Suite à la condamnation pour “homicide involontaire” du policier qui a tiré le coup de feu qui a tué Mawda, en janvier de cette année, le Comité Mawda Justice-Vérité a lancé une procédure judiciaire contre le procureur de Mons, en Belgique.
Pour honorer Mawda et sa famille encore en deuil, nous n’oublierons jamais.

Jeudi 18 Juin 2020. Dans environ un mois, ce sera le 20e anniversaire des 58 jeunes Chinois retrouvés morts dans le port de Douvres, à l’arrière d’un camion.
Depuis, la frontière continue de tuer, à Calais comme ailleurs.

Il n’y a pas de décompte précis du nombre de migrant-e-s mort-e-s à Calais. Leur mort est ignorée, les faits sont dissimulés ou tout simplement non rapportés.
Cette chronologie, cette carte et cette liste tentent de rendre un peu de justice à celleux qui ont péri, en nous rappelant leur existence. Une plaque commémorative aux victimes de la frontière (photo ci-dessus) a également été récemment inaugurée à Calais, le tout par des associations, après des années de demandes aux pouvoirs publics. À plusieurs reprises, nous avons vu des marches ou des manifestations pour dénoncer et se souvenir de ces pertes.
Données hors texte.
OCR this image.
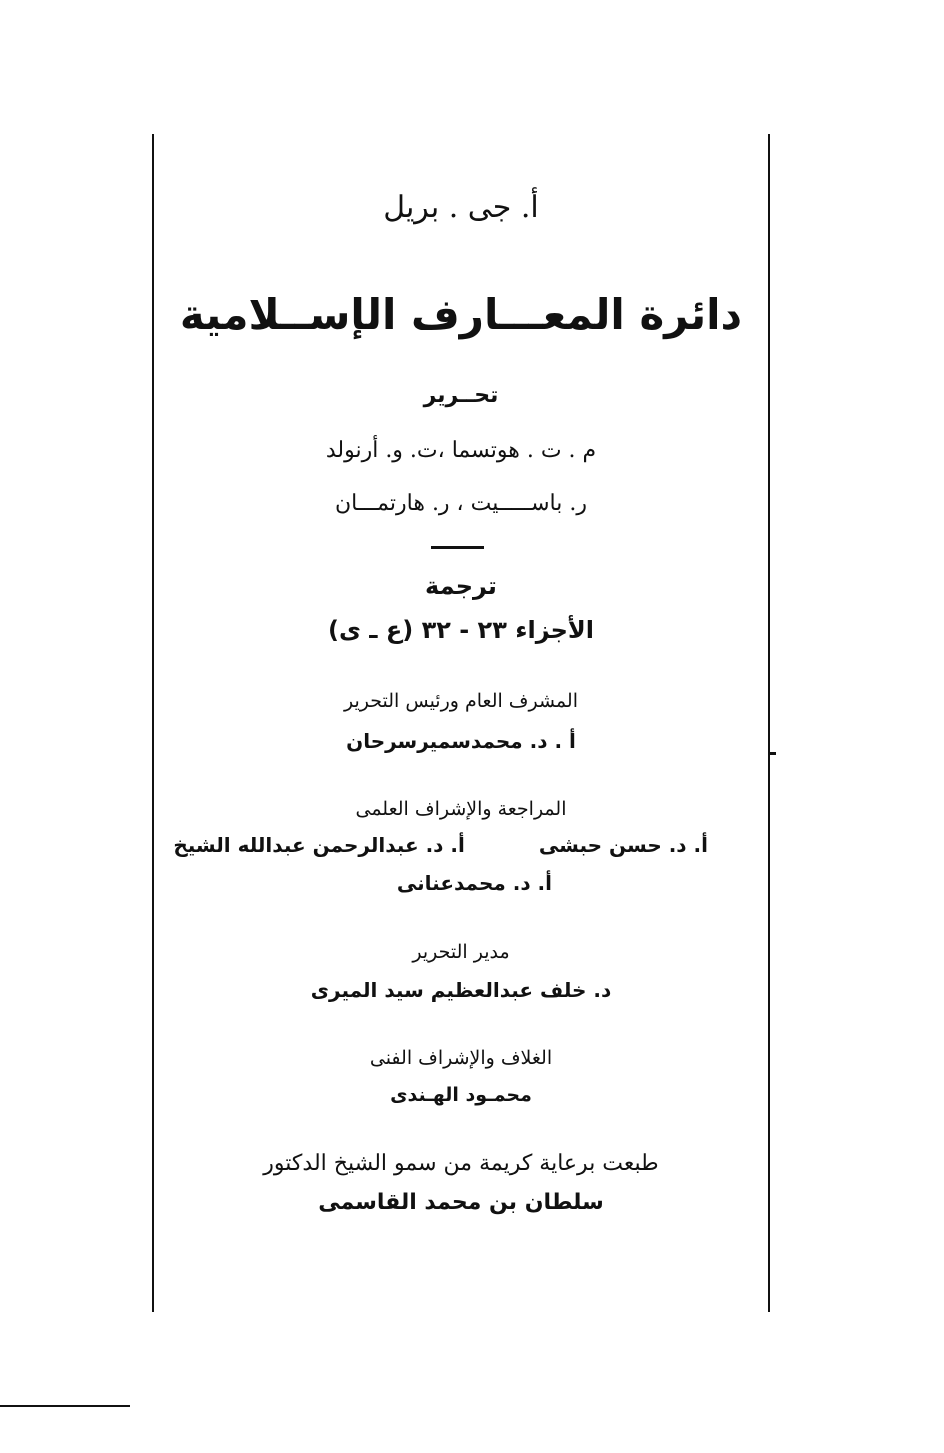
أ. جى . بريل
دائرة المعـــارف الإســلامية
تحــرير
م . ت . هوتسما ،ت. و. أرنولد
ر. باســـــيت ، ر. هارتمـــان
ترجمة
الأجزاء ٢٣ - ٣٢ (ع ـ ى)
المشرف العام ورئيس التحرير
أ . د. محمدسميرسرحان
المراجعة والإشراف العلمى
أ. د. حسن حبشىأ. د. عبدالرحمن عبدالله الشيخ
أ. د. محمدعنانى
مدير التحرير
د. خلف عبدالعظيم سيد الميرى
الغلاف والإشراف الفنى
محمـود الهـندى
طبعت برعاية كريمة من سمو الشيخ الدكتور
سلطان بن محمد القاسمى
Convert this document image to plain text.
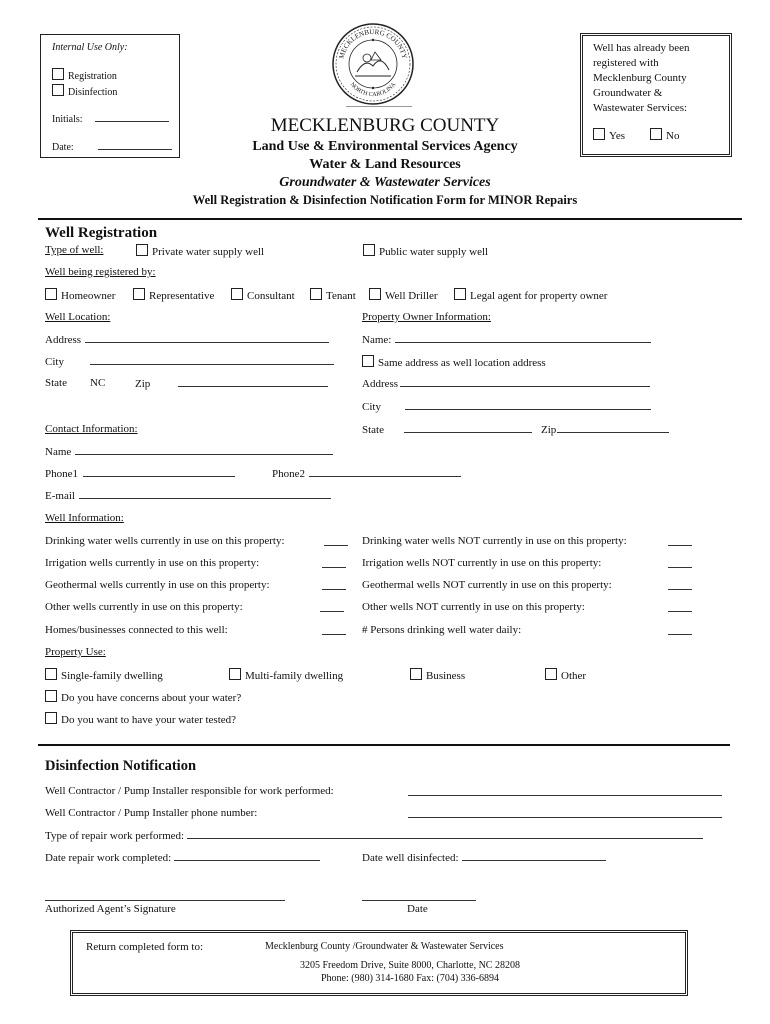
Internal Use Only:
Registration
Disinfection
Initials:
Date:
Well has already been
registered with
Mecklenburg County
Groundwater &
Wastewater Services:
Yes	No
MECKLENBURG COUNTY
NORTH CAROLINA
MECKLENBURG COUNTY
Land Use & Environmental Services Agency
Water & Land Resources
Groundwater & Wastewater Services
Well Registration & Disinfection Notification Form for MINOR Repairs
Well Registration
Type of well:	Private water supply well	Public water supply well
Well being registered by:
Homeowner	Representative	Consultant	Tenant	Well Driller	Legal agent for property owner
Well Location:	Property Owner Information:
Address	Name:
City	Same address as well location address
State NC	Zip	Address
City
Contact Information:	State	Zip
Name
Phone1	Phone2
E-mail
Well Information:
Drinking water wells currently in use on this property:	Drinking water wells NOT currently in use on this property:
Irrigation wells currently in use on this property:	Irrigation wells NOT currently in use on this property:
Geothermal wells currently in use on this property:	Geothermal wells NOT currently in use on this property:
Other wells currently in use on this property:	Other wells NOT currently in use on this property:
Homes/businesses connected to this well:	# Persons drinking well water daily:
Property Use:
Single-family dwelling	Multi-family dwelling	Business	Other
Do you have concerns about your water?
Do you want to have your water tested?
Disinfection Notification
Well Contractor / Pump Installer responsible for work performed:
Well Contractor / Pump Installer phone number:
Type of repair work performed:
Date repair work completed:	Date well disinfected:
Authorized Agent’s Signature	Date
Return completed form to:	Mecklenburg County /Groundwater & Wastewater Services
3205 Freedom Drive, Suite 8000, Charlotte, NC 28208
Phone: (980) 314-1680 Fax: (704) 336-6894
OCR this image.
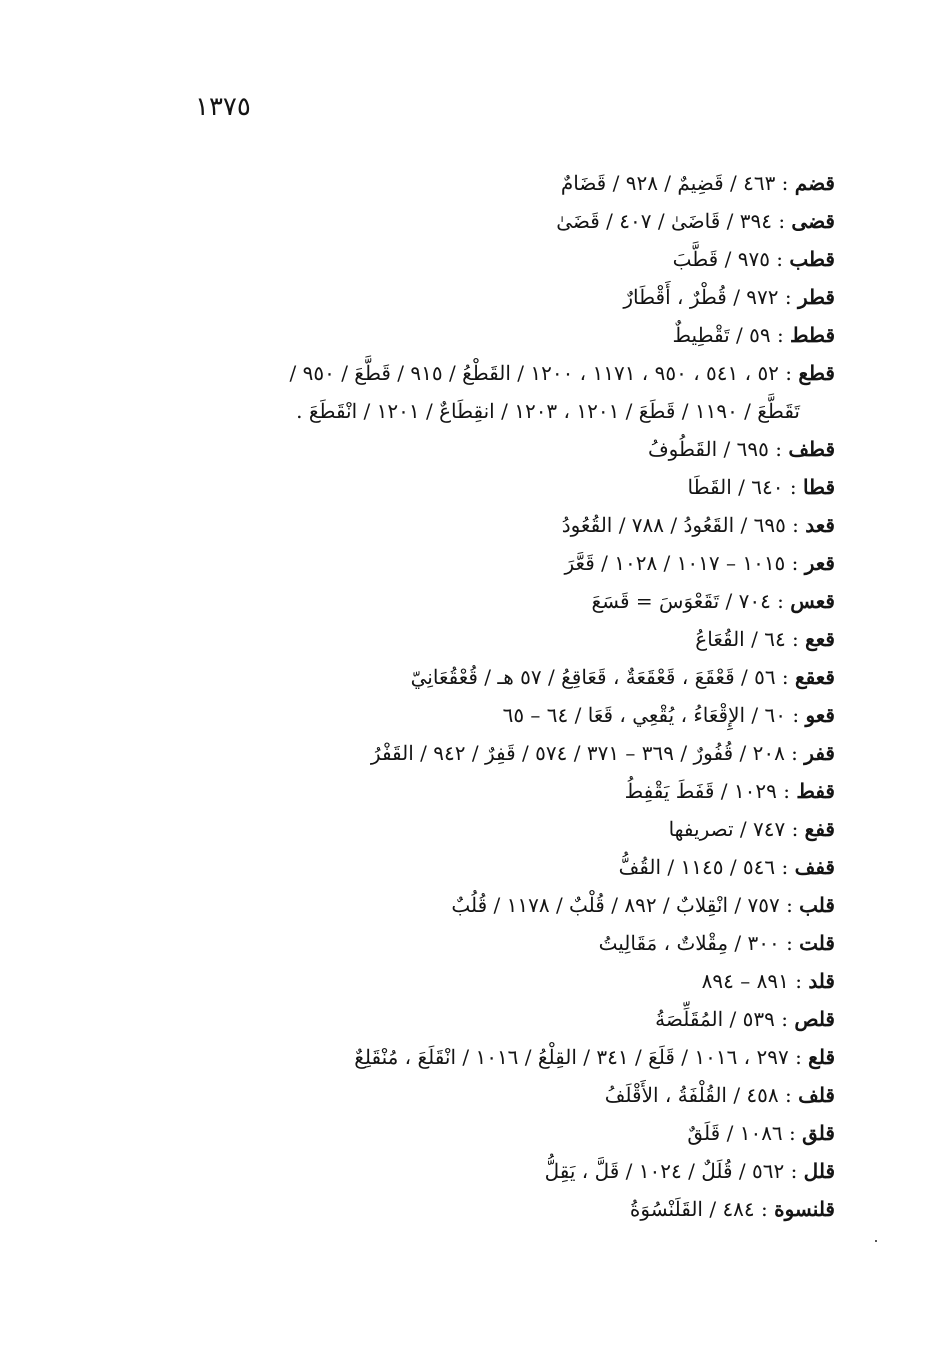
١٣٧٥
قضم : ٤٦٣ / قَضِيمٌ / ٩٢٨ / قَضَامٌ
قضى : ٣٩٤ / قَاضَىٰ / ٤٠٧ / قَضَىٰ
قطب : ٩٧٥ / قَطَّبَ
قطر : ٩٧٢ / قُطْرٌ ، أَقْطَارٌ
قطط : ٥٩ / تَقْطِيطٌ
قطع : ٥٢ ، ٥٤١ ، ٩٥٠ ، ١١٧١ ، ١٢٠٠ / القَطْعُ / ٩١٥ / قَطَّعَ / ٩٥٠ /
تَقَطَّعَ / ١١٩٠ / قَطَعَ / ١٢٠١ ، ١٢٠٣ / انقِطَاعٌ / ١٢٠١ / انْقَطَعَ .
قطف : ٦٩٥ / القَطُوفُ
قطا : ٦٤٠ / القَطَا
قعد : ٦٩٥ / القَعُودُ / ٧٨٨ / القُعُودُ
قعر : ١٠١٥ – ١٠١٧ / ١٠٢٨ / قَعَّرَ
قعس : ٧٠٤ / تَقَعْوَسَ = قَسَعَ
قعع : ٦٤ / القُعَاعُ
قعقع : ٥٦ / قَعْقَعَ ، قَعْقَعَةٌ ، قَعَاقِعُ / ٥٧ هـ / قُعْقُعَانِيّ
قعو : ٦٠ / الإِقْعَاءُ ، يُقْعِي ، قَعَا / ٦٤ – ٦٥
قفر : ٢٠٨ / قُفُورٌ / ٣٦٩ – ٣٧١ / ٥٧٤ / قَفِرٌ / ٩٤٢ / القَفْرُ
قفط : ١٠٢٩ / قَفَطَ يَقْفِطُ
قفع : ٧٤٧ / تصريفها
قفف : ٥٤٦ / ١١٤٥ / القُفُّ
قلب : ٧٥٧ / انْقِلابٌ / ٨٩٢ / قُلْبٌ / ١١٧٨ / قُلُبٌ
قلت : ٣٠٠ / مِقْلاتٌ ، مَقَالِيتُ
قلد : ٨٩١ – ٨٩٤
قلص : ٥٣٩ / المُقَلِّصَةُ
قلع : ٢٩٧ ، ١٠١٦ / قَلَعَ / ٣٤١ / القِلْعُ / ١٠١٦ / انْقَلَعَ ، مُنْقَلِعٌ
قلف : ٤٥٨ / القُلْفَةُ ، الأَقْلَفُ
قلق : ١٠٨٦ / قَلَقٌ
قلل : ٥٦٢ / قُلَلٌ / ١٠٢٤ / قَلَّ ، يَقِلُّ
قلنسوة : ٤٨٤ / القَلَنْسُوَةُ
Dans ce contexte, la solidarité signifie tout.
Nous sommes presque à la moitié de l’année 2020, et la frontière à Calais a déjà prouvé qu’elle n’était pas une exception à la “règle” : elle tue.
Et elle tue de bien des façons, comme en témoignent les personnes que nous avons connues et qui ont perdu la tête, sont tombées malades, ont perdu l’espoir ou ont disparu physiquement.

2020

M. est une personne originaire du Soudan. Après avoir vu ses demandes de protection rejetées ailleurs, elle a été gravement blessée lors d’une tentative de passage au Royaume-Uni. Plus de dix ans plus tard, le corps de cette personne est retrouvé flottant dans l’eau. Entre temps, la vie, mais surtout des documents de protection précaires délivrés par la France pour se renouveler chaque année, un traitement à vie suite à l’accident, pas d’emploi, et des options limitées quant à l’avenir et à la construction d’une vie (comment, quand on n’a aucune certitude au-delà de cette année-là ?). Le lieu où le corps a été retrouvé, le matin du 9 janvier 2020, est celui d’un des lacs recréés sur le terrain que l’on appelait “jungle” en 2015-2016, après avoir démoli les habitations des personnes qui y habitaient autrefois. On ne sait pas s’il s’est suicidé ou s’il a voulu donner une dernière chance de tenter de trouver une vie meilleure au Royaume-Uni, mais ce qui semble sûr, c’est qu’avec plus de 20 ans d’exil de la patrie, la politique frontalière a tué un homme.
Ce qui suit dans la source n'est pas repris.